Severe alcohol-related hepatitis (AH) is associated with an increased risk of infection, but the impact of pneumonia has not been specifically analyzed in a specific cohort.
All patients admitted for severe AH between 2002 and 2020 were prospectively included. Systematic screening for infection was performed at admission and renewed in the case of clinical suspicion.
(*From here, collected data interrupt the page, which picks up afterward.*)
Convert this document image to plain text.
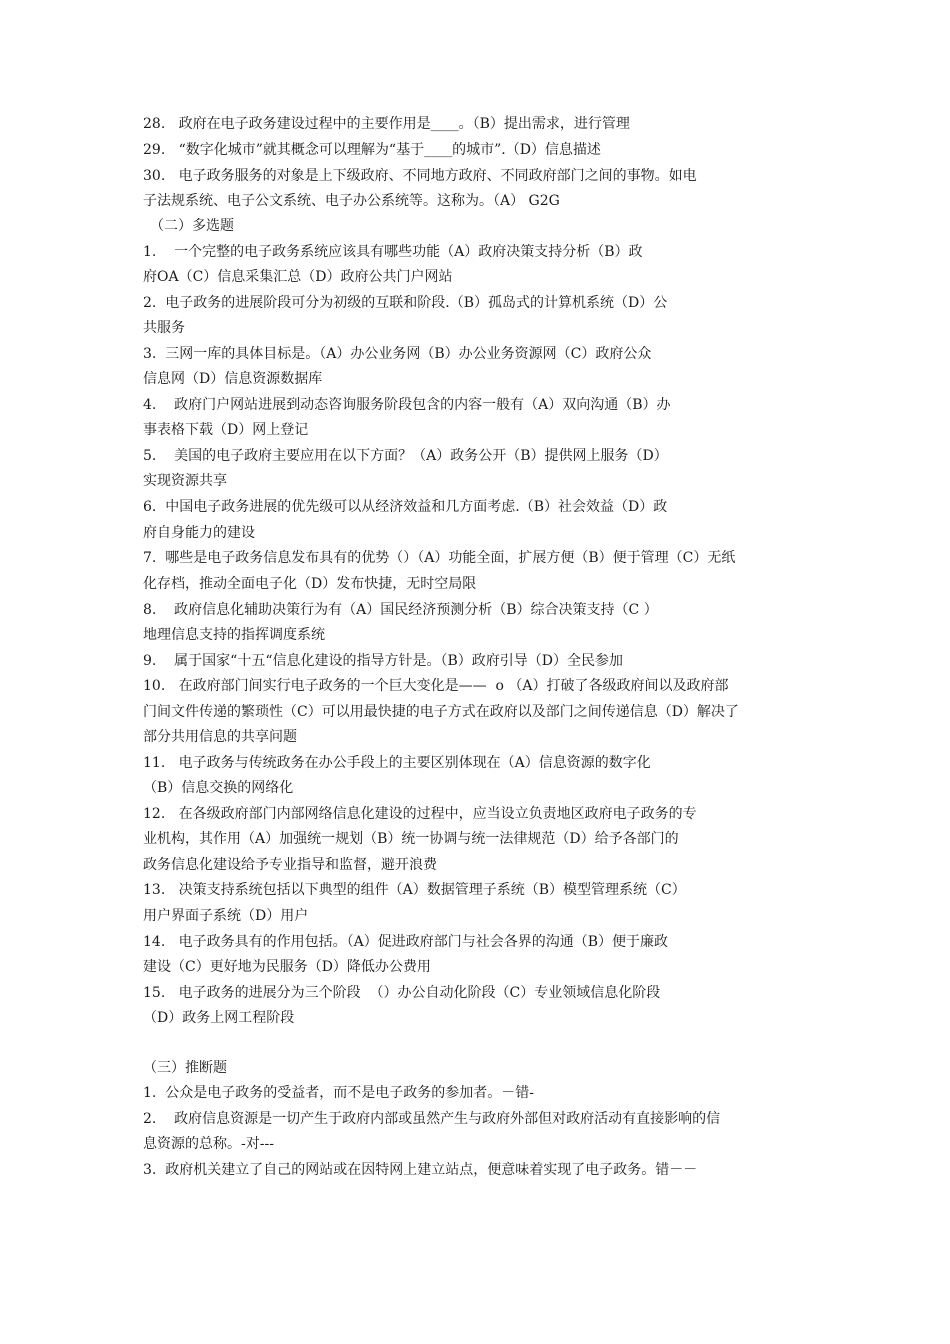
28.   政府在电子政务建设过程中的主要作用是____。（B）提出需求，进行管理
29.   “数字化城市”就其概念可以理解为“基于____的城市”.（D）信息描述
30.   电子政务服务的对象是上下级政府、不同地方政府、不同政府部门之间的事物。如电
子法规系统、电子公文系统、电子办公系统等。这称为。（A） G2G
（二）多选题
1.    一个完整的电子政务系统应该具有哪些功能（A）政府决策支持分析（B）政
府OA（C）信息采集汇总（D）政府公共门户网站
2.  电子政务的进展阶段可分为初级的互联和阶段.（B）孤岛式的计算机系统（D）公
共服务
3.  三网一库的具体目标是。（A）办公业务网（B）办公业务资源网（C）政府公众
信息网（D）信息资源数据库
4.    政府门户网站进展到动态咨询服务阶段包含的内容一般有（A）双向沟通（B）办
事表格下载（D）网上登记
5.    美国的电子政府主要应用在以下方面？（A）政务公开（B）提供网上服务（D）
实现资源共享
6.  中国电子政务进展的优先级可以从经济效益和几方面考虑.（B）社会效益（D）政
府自身能力的建设
7.  哪些是电子政务信息发布具有的优势（）（A）功能全面，扩展方便（B）便于管理（C）无纸
化存档，推动全面电子化（D）发布快捷，无时空局限
8.    政府信息化辅助决策行为有（A）国民经济预测分析（B）综合决策支持（C ）
地理信息支持的指挥调度系统
9.    属于国家“十五“信息化建设的指导方针是。（B）政府引导（D）全民参加
10.   在政府部门间实行电子政务的一个巨大变化是——  o （A）打破了各级政府间以及政府部
门间文件传递的繁琐性（C）可以用最快捷的电子方式在政府以及部门之间传递信息（D）解决了
部分共用信息的共享问题
11.   电子政务与传统政务在办公手段上的主要区别体现在（A）信息资源的数字化
（B）信息交换的网络化
12.   在各级政府部门内部网络信息化建设的过程中，应当设立负责地区政府电子政务的专
业机构，其作用（A）加强统一规划（B）统一协调与统一法律规范（D）给予各部门的
政务信息化建设给予专业指导和监督，避开浪费
13.   决策支持系统包括以下典型的组件（A）数据管理子系统（B）模型管理系统（C）
用户界面子系统（D）用户
14.   电子政务具有的作用包括。（A）促进政府部门与社会各界的沟通（B）便于廉政
建设（C）更好地为民服务（D）降低办公费用
15.   电子政务的进展分为三个阶段  （）办公自动化阶段（C）专业领域信息化阶段
（D）政务上网工程阶段
（三）推断题
1.  公众是电子政务的受益者，而不是电子政务的参加者。－错-
2.    政府信息资源是一切产生于政府内部或虽然产生与政府外部但对政府活动有直接影响的信
息资源的总称。-对---
3.  政府机关建立了自己的网站或在因特网上建立站点，便意味着实现了电子政务。错－－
We included 614 patients (60.4% men, mean age 49.9 years, median model for end-stage liver disease [MELD] 25.2, bilirubin 18.1 mg/dL), 202 (32.9%) with infections at admission (73 lung infections). Encephalopathy (P = 0.006), MELD score (P = 0.0002), and tobacco exposure (past vs never smokers: P = 0.002 or active vs past smokers: P = 0.005) were associated with lung infection at admission on multivariate analysis. Factors independently associated with death before steroid initiation were encephalopathy (P = 0.003), MELD score (P = 0.05), and especially lung infection (P < 0.0001). Thus, patients with a lung infection had a lower probability of receiving steroids than those with other infections and noninfected patients: 54.8 vs 88.4 vs 98.1% (P < 0.0001). One hundred forty-six of the 558 patients who received corticosteroids developed infection, including 57 (39.04%) pneumonias. The risk of respiratory and nonrespiratory infection was higher in nonresponders to steroids (Lille score ≥0.45) than in responders: 13% vs 7.6%, P = 0.03 and 27.9% vs 10.6%, P < 0.001, respectively. The variables independently associated with 3-month mortality after steroid initiation were lung infection (P = 0.004), nonresponse to steroids (P < 0.0001), MELD score (P = 0.0003), ascites (P = 0.003), and encephalopathy (P = 0.018), whereas nonrespiratory infections were not (P = 0.91).
Lung infection is frequent during severe AH and influences mortality at admission and after steroid initiation. These results emphasize the need for specific management of lung infection during the course of AH.